Yeah, a real problem solver would probably be to remove the incentive for someone to do this.
It would probably be far less likely for someone to do that on lemmy, as there is no karma and you dont get paid for upvotes or something. (Still there are incentives, like creating credibility, celebrity accounts, maybe influence public opinion, self-pleasure from seeing upvotes to "your" posts/comments etc., but they arent such potent incetives as directly monetary incetives.)
you could try to cook up some kind of trust chain, without totally abandoning privacy.
Get a government-certified agencies minting master key tied to your id. You only get one, with trust rating tied to it.
With that master key you can generate infinite amount of sub-ids that dont identify you but show your trust rating(fuzzed).
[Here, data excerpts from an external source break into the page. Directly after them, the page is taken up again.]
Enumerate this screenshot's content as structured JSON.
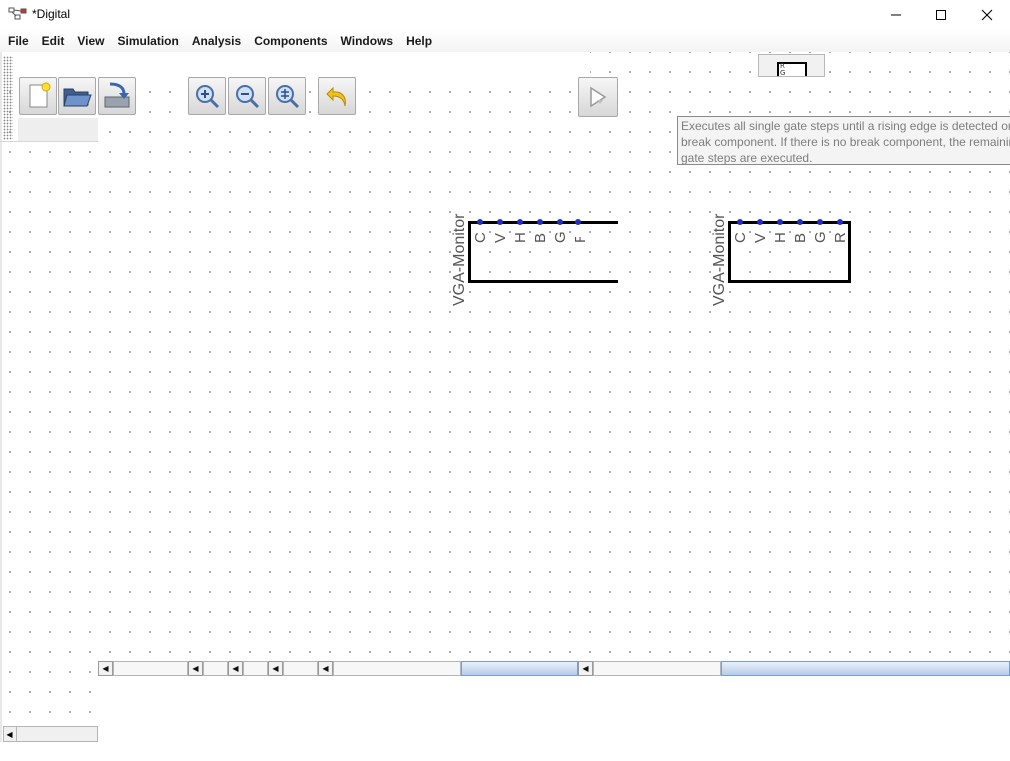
{
  "window": {
    "title": "*Digital",
    "controls": {
      "minimize": "minimize-icon",
      "maximize": "maximize-icon",
      "close": "close-icon"
    }
  },
  "menubar": {
    "items": [
      "File",
      "Edit",
      "View",
      "Simulation",
      "Analysis",
      "Components",
      "Windows",
      "Help"
    ]
  },
  "toolbar": {
    "buttons": [
      {
        "name": "new-button",
        "icon": "new-file-icon"
      },
      {
        "name": "open-button",
        "icon": "folder-open-icon"
      },
      {
        "name": "save-button",
        "icon": "save-icon"
      },
      {
        "name": "zoom-in-button",
        "icon": "zoom-in-icon"
      },
      {
        "name": "zoom-out-button",
        "icon": "zoom-out-icon"
      },
      {
        "name": "zoom-fit-button",
        "icon": "zoom-fit-icon"
      },
      {
        "name": "undo-button",
        "icon": "undo-icon"
      },
      {
        "name": "run-to-break-button",
        "icon": "step-icon"
      }
    ]
  },
  "tooltip": {
    "line1": "Executes all single gate steps until a rising edge is detected on a",
    "line2": "break component. If there is no break component, the remaining single",
    "line3": "gate steps are executed."
  },
  "preview": {
    "pin_text_1": "R",
    "pin_text_2": "G"
  },
  "circuit": {
    "components": [
      {
        "label": "VGA-Monitor",
        "pins": [
          "C",
          "V",
          "H",
          "B",
          "G",
          "R"
        ]
      },
      {
        "label": "VGA-Monitor",
        "pins": [
          "C",
          "V",
          "H",
          "B",
          "G",
          "R"
        ]
      }
    ]
  },
  "colors": {
    "pin": "#1d2fd0",
    "scroll_thumb": "#b7cce8",
    "tooltip_text": "#7d7d7d"
  }
}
Have a cross-network reporting system that can lower that rating for abuses like botting.
idk Im just spitballing
Also doesn’t fix the problem at all, I can still just use AI to post to my main account
I dunno, part of me is ok with it. It's clear to me how bad things are going to get. So having certain platforms or spaces with some level of public identity validation seems like it might be ok....
Especially when it's about gathering real information. When everything you read is written by an anonymous author, you'd have no chance to know whether it's true or wrong, except if it's a paper on theoretical maths of course.
They're pretty much declaring a war on VPNs also
Yep. More than half the time I can't access Reddit through Proton VPN.